I loved that large gesture and grand exhortation coming from one who'd just spent the last hour gaining the use of her eyes and falling in love for the first time (both dizzying). It's wonderful for stars to feel the passion they portray.

Anonymous amour, inexplicable attraction, overwhelming desire, well, we're well past that disorientation, so cozy on the couch, we snuggled and watched a movie about the camaraderie of shared loss. Before checking out the window on the progress of the storm and so off to bed, however, we went a few questions further down the list of  '36 Questions That Lead to Love,' published in January in the NYTimes.

After 40 years (and that just of marriage) you'd think there'd be nothing new to say. We're not meeting for the first time in that space that seems richer second by second in romantic possibilities. We're  not learning about each other's histories, or families, or vulnerabilities, or quirks. We've talked through our pasts, and increasingly we are each other's pasts. The families from which we came are being supplemented by those which come from us. We've had our breakdowns, and comforted each other, exasperated each other, disappointed each other, surprised each other. Quirks have become irritating or lovably familiar. Our questions have been answered by our lives.

Still, it's a good thing to ask old questions again. We can give each other more time to answer, compare today's answers with those we've given before, ask for clarification and exemplification. It's surprising and interesting to hear how self-aware the other is; we forget how much we watch and think about ourselves.
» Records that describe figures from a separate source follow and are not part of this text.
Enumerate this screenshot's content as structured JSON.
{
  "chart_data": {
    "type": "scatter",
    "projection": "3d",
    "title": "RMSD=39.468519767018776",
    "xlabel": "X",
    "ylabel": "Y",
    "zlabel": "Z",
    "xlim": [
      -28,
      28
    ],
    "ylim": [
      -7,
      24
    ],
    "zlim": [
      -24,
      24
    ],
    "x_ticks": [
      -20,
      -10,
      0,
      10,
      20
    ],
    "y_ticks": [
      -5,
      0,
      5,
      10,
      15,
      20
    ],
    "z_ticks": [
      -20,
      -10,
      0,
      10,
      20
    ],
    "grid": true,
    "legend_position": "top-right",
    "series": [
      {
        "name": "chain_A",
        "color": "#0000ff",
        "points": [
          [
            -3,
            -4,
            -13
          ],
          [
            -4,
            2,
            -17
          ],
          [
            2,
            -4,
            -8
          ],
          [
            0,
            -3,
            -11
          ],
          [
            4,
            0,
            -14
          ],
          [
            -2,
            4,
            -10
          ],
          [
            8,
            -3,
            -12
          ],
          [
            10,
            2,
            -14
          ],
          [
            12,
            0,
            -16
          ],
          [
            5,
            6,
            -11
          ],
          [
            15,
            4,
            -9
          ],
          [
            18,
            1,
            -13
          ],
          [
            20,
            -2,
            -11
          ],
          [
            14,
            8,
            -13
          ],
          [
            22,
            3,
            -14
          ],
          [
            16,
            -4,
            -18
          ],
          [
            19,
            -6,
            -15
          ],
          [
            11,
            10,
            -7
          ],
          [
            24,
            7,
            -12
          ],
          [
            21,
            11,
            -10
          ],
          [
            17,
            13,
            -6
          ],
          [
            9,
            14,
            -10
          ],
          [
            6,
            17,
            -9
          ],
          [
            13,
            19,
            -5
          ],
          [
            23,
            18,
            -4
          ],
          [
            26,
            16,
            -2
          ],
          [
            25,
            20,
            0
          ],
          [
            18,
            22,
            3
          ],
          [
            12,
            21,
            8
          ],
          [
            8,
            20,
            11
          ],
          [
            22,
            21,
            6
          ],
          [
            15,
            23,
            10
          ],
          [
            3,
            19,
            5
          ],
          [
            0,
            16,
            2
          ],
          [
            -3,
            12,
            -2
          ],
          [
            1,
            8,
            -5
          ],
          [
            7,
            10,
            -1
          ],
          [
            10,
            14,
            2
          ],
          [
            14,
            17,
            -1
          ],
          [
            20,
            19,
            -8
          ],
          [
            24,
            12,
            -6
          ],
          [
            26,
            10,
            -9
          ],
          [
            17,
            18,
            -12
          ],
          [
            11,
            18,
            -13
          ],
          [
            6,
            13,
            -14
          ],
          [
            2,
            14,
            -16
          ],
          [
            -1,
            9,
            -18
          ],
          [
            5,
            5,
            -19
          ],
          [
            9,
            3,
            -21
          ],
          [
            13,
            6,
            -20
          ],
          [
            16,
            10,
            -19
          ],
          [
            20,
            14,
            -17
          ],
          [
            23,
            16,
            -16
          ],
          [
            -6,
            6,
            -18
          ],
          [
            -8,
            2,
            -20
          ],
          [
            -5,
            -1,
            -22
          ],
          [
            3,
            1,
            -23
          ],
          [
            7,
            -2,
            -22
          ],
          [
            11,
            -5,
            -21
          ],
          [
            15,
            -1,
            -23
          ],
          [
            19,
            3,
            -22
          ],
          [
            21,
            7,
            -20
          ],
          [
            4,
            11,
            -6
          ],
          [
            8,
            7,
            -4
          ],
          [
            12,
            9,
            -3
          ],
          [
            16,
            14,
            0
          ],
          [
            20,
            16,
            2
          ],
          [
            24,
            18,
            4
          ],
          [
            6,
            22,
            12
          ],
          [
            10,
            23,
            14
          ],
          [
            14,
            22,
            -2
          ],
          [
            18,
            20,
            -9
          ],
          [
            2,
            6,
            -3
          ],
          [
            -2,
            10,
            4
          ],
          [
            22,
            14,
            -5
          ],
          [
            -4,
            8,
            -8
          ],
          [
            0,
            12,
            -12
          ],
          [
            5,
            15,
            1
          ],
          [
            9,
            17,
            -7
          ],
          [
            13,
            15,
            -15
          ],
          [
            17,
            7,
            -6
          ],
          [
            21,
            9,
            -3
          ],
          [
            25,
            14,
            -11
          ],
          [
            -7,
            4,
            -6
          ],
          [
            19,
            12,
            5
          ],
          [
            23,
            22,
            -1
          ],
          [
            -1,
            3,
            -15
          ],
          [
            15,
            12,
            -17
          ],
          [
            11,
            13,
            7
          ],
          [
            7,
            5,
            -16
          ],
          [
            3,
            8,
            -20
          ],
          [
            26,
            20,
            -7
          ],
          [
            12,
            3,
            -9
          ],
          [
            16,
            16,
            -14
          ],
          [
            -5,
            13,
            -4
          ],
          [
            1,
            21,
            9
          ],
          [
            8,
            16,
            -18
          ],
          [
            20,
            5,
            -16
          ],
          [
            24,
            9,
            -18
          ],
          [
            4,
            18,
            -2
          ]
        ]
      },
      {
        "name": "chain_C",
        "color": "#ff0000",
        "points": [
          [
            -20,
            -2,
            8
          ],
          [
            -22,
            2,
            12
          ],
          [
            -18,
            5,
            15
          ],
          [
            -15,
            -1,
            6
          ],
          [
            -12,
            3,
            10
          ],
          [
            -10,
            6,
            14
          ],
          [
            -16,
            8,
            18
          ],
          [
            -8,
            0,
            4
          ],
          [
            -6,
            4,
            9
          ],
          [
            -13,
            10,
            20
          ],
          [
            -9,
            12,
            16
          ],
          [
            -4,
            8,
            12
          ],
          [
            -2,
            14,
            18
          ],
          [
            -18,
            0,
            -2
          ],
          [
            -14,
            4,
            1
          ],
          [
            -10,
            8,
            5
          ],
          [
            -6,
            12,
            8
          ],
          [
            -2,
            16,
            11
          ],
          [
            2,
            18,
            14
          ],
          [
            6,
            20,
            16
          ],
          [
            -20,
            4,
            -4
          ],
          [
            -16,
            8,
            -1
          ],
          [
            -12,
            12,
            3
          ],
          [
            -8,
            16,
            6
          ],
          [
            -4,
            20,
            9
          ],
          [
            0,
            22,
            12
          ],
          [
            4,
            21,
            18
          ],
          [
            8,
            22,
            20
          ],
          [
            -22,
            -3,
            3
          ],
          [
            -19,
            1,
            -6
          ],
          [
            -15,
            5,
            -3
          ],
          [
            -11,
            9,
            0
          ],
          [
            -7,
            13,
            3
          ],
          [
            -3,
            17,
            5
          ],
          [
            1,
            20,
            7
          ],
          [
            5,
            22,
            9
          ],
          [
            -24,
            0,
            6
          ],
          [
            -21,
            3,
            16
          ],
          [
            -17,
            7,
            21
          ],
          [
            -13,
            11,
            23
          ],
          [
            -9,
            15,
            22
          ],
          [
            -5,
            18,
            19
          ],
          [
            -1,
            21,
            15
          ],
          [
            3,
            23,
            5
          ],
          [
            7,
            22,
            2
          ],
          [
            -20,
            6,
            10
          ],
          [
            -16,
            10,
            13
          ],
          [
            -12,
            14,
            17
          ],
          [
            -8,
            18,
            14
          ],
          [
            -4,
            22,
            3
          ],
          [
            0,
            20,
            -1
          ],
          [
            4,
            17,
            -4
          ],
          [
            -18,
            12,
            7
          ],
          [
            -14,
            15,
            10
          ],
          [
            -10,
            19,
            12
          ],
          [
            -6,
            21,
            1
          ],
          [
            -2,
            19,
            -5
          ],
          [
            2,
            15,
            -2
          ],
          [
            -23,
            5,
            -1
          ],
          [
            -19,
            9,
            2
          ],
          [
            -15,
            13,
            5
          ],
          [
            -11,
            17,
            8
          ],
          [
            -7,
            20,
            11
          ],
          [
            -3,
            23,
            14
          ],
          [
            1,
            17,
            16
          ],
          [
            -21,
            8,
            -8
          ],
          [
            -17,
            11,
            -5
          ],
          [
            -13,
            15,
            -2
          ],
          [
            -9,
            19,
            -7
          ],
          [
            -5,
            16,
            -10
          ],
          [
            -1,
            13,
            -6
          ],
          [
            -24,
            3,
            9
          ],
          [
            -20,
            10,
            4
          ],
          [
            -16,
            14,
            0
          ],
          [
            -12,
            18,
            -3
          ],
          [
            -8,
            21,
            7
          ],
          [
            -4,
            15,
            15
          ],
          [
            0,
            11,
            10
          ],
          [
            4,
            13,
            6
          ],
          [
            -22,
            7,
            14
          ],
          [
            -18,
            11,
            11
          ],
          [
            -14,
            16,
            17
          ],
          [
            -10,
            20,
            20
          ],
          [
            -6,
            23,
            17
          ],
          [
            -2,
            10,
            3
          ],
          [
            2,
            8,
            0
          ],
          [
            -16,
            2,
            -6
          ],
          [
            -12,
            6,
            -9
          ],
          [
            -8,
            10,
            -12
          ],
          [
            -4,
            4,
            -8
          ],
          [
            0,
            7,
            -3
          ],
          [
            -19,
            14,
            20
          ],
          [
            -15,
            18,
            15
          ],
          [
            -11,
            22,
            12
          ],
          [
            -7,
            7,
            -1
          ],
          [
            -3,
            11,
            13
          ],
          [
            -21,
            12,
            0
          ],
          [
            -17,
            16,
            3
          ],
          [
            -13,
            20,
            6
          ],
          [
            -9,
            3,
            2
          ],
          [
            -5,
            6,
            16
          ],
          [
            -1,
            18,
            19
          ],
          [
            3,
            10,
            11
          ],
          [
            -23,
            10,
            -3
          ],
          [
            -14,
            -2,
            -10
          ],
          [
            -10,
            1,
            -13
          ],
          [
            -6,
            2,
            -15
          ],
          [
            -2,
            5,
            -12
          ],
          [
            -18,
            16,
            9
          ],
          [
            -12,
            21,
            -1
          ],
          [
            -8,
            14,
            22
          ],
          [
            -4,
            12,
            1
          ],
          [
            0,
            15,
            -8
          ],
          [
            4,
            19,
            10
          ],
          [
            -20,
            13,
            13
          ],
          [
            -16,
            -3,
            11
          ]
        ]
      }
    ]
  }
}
The list is long and the evening is well-advanced. We don't have to rush falling in love. The climax of the process comes when, after the questions, we spend four minutes just looking each other in the eye without looking away. We've done it before of course but this time will be deliberated, and after so many years, will it work as asserted? It's not a scary questions but it is somewhat exciting.

Even so, there's lots of shoveling to do tomorrow and it's time to turn out the light. G'night, love.